Monday: A look at the Lake Lanier Olympic venue, then and now,
Tuesday: Lanier’s Olympic legacy continues,
Wednesday: Rowing and paddling clubs keep the spirit alive.
From their farm in Oakwood, raising chickens and otherwise enjoying the country life, the idea of the world arriving at their backdoor seemed remote.
But when it did in the summer of 1996, Becky and Bill Goss jumped at the chance to experience the Olympics.
“You don’t ever forget it,” Bill Goss said. “That memory stays with you, and you know it’ll never happen again.”
During an interview last week at their house, the couple dug out memorabilia, including a diary that Becky kept, and recalled in detail their volunteer work during the rowing and canoe-kayak competition at Clarks Bridge Park off Lake Lanier.
“We both had the same attitude — it just made us proud,” Becky said.
In all, some 1,500 volunteers helped keep the Lanier event running like a well-oiled machine during 17 steamy days in late July and early August, from parking cars at the shuttle site at Gainesville College, now University of North Georgia’s Gainesville campus, to providing security at the venue.
“It took every volunteer (to pull it off),” said Dave Sargent, who coordinated other volunteers to help with security. “We had fences up, but we started noticing little breaches here and there, and (security) ended up being more internal ... than it was people trying to get in.”
The Gosses remembered putting out bunches and bunches of bananas on a table at the venue, as athletes grabbed them five at a time.
And in her diary, Becky Goss recalls incredible access.
“Was able to go into the locker room of every country represented and past their medical facilities downstairs in the boathouse, where they prepare for events,” she wrote. “What a thrill.”
Sargent recalled spending hours going through prescreened applications and assigning volunteers the times and dates they’d work.
“I probably worked two or three months before it ever got organized,” Sargent said. “Bottom line is we got all the slots filled, and I had extra people on each shift.”
Security started a week before the games and a week after.
“There was some boring, hot days the week after,” Sargent recalled.
Chris Lewallen, who worked for the Hall County Fire Services at the time, served as a paramedic on the side of the venue where athletes and their families were.
“We gave out a lot of water, it was so hot,” he said. “Sometimes, people would get scratches and such, but the best I can remember, we didn’t really having anyone getting hurt.

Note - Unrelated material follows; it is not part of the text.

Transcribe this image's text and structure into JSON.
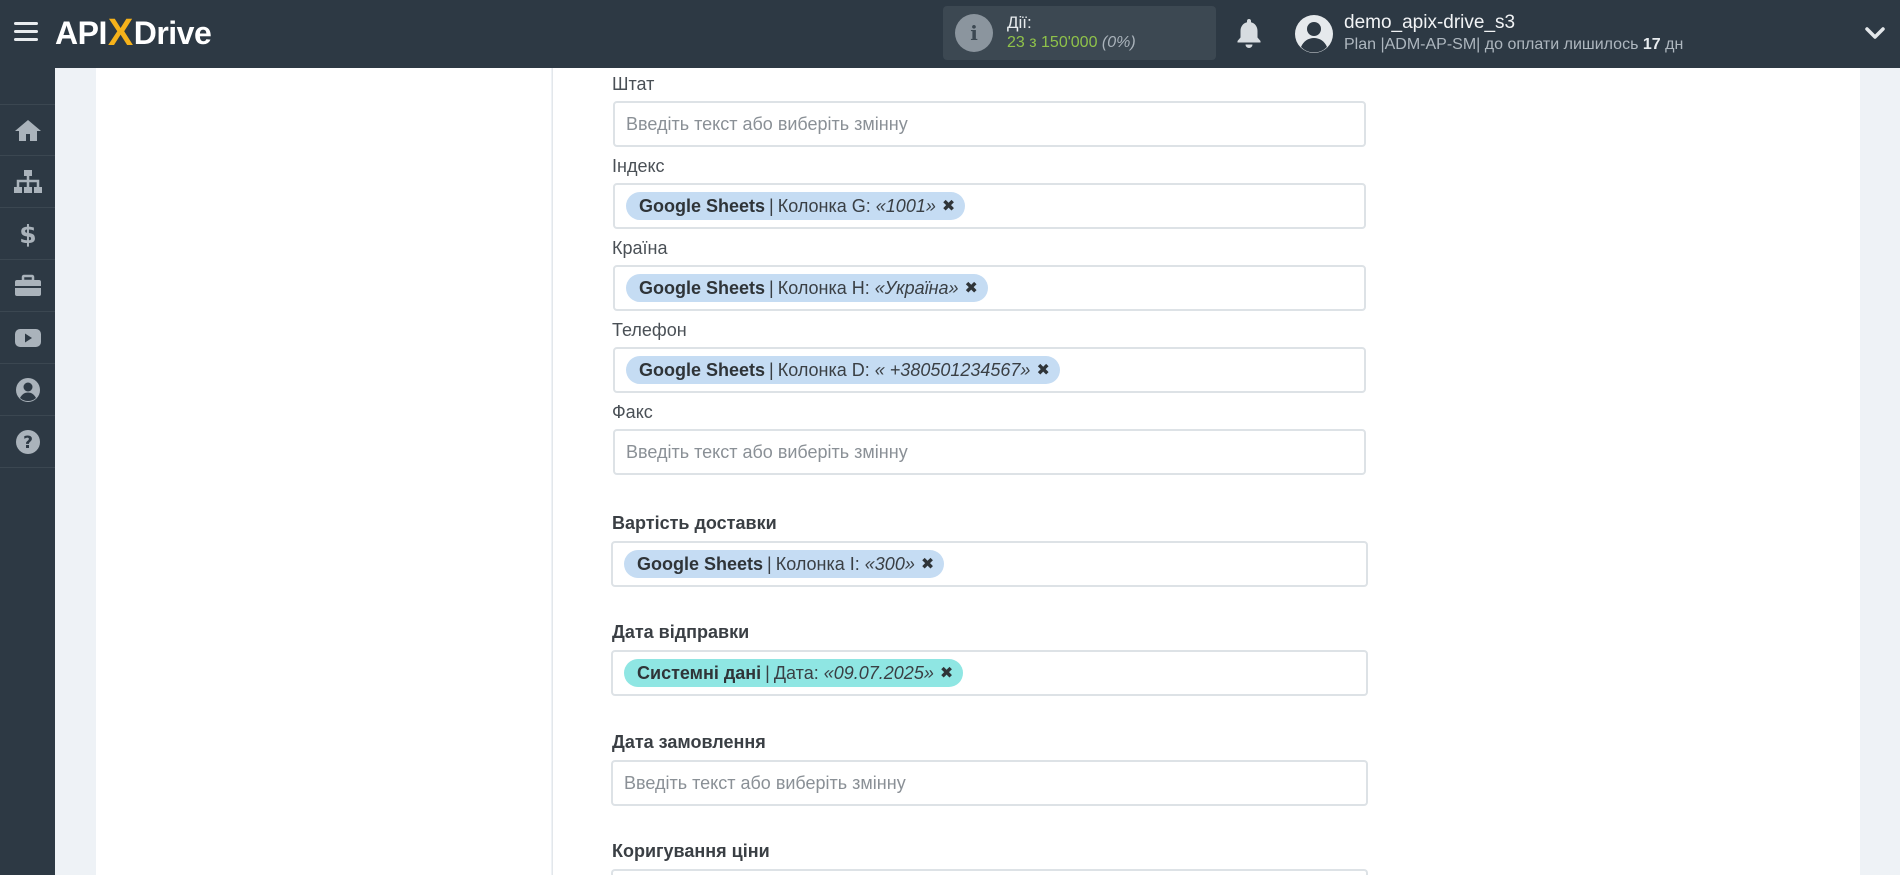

The heat was the main thing.
“There were people from all over the world who hadn’t experienced the Georgia heat and humidity.”

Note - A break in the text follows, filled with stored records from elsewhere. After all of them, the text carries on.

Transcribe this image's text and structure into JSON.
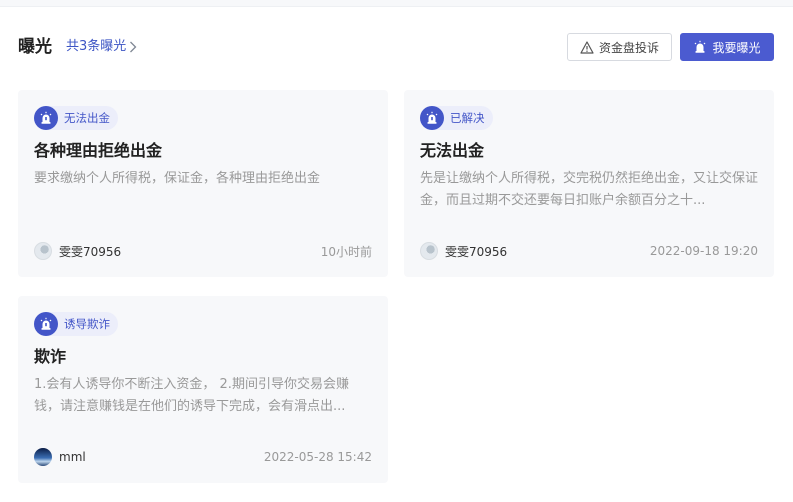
{
  "header": {
    "title": "曝光",
    "count_text": "共3条曝光",
    "complaint_button": "资金盘投诉",
    "expose_button": "我要曝光"
  },
  "colors": {
    "accent": "#4b5bd0",
    "tag_bg": "#eceefa",
    "card_bg": "#f7f8fa",
    "muted_text": "#999999"
  },
  "cards": [
    {
      "tag": "无法出金",
      "title": "各种理由拒绝出金",
      "desc": "要求缴纳个人所得税，保证金，各种理由拒绝出金",
      "user": "雯雯70956",
      "avatar": "gray-avatar",
      "time": "10小时前"
    },
    {
      "tag": "已解决",
      "title": "无法出金",
      "desc": "先是让缴纳个人所得税，交完税仍然拒绝出金，又让交保证金，而且过期不交还要每日扣账户余额百分之十...",
      "user": "雯雯70956",
      "avatar": "gray-avatar",
      "time": "2022-09-18 19:20"
    },
    {
      "tag": "诱导欺诈",
      "title": "欺诈",
      "desc": "1.会有人诱导你不断注入资金， 2.期间引导你交易会赚钱，请注意赚钱是在他们的诱导下完成，会有滑点出...",
      "user": "mml",
      "avatar": "blue-avatar",
      "time": "2022-05-28 15:42"
    }
  ]
}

Another big part of the volunteer effort was housing athletes and coaches.
“I had no idea what I was getting into,” said Evanda Moore, who directed the housing effort. “I didn’t know it was going to be a three-year commitment, but it needed to be, because it took that long to put in place.”
Clarks Bridge Park was chosen in December 1993 as a venue by the Atlanta Committee for the Olympic Games.
“Gainesville didn’t have sufficient hotels, so we decided we needed to develop host families that would open their homes,” Moore said.
Brenau University and Riverside Military Academy also “hosted a lot of the athletes and provided training in their facilities,” she said.
All in all, housing work was a major undertaking.
“Oh, but what an experience it was to meet these athletes and coaches who were so appreciative,” Moore said. “They were so overwhelmed with Southern hospitality.
“So, the payoff was good.”
But there was an especially dark time, as well, during the games.
On July 27, a bomb went off in Centennial Olympic Park, killing one woman and injuring more than 100 others. Eric Rudolph later pleaded guilty to several bombings, including the Olympic attack.
At the time, Becky Goss put her thoughts down on paper.
“On the day of the bomb mishap, we entered the grounds with a feeling of dedication and laid our fears aside and proud to be volunteers, Georgians and Americans,” she wrote in her diary.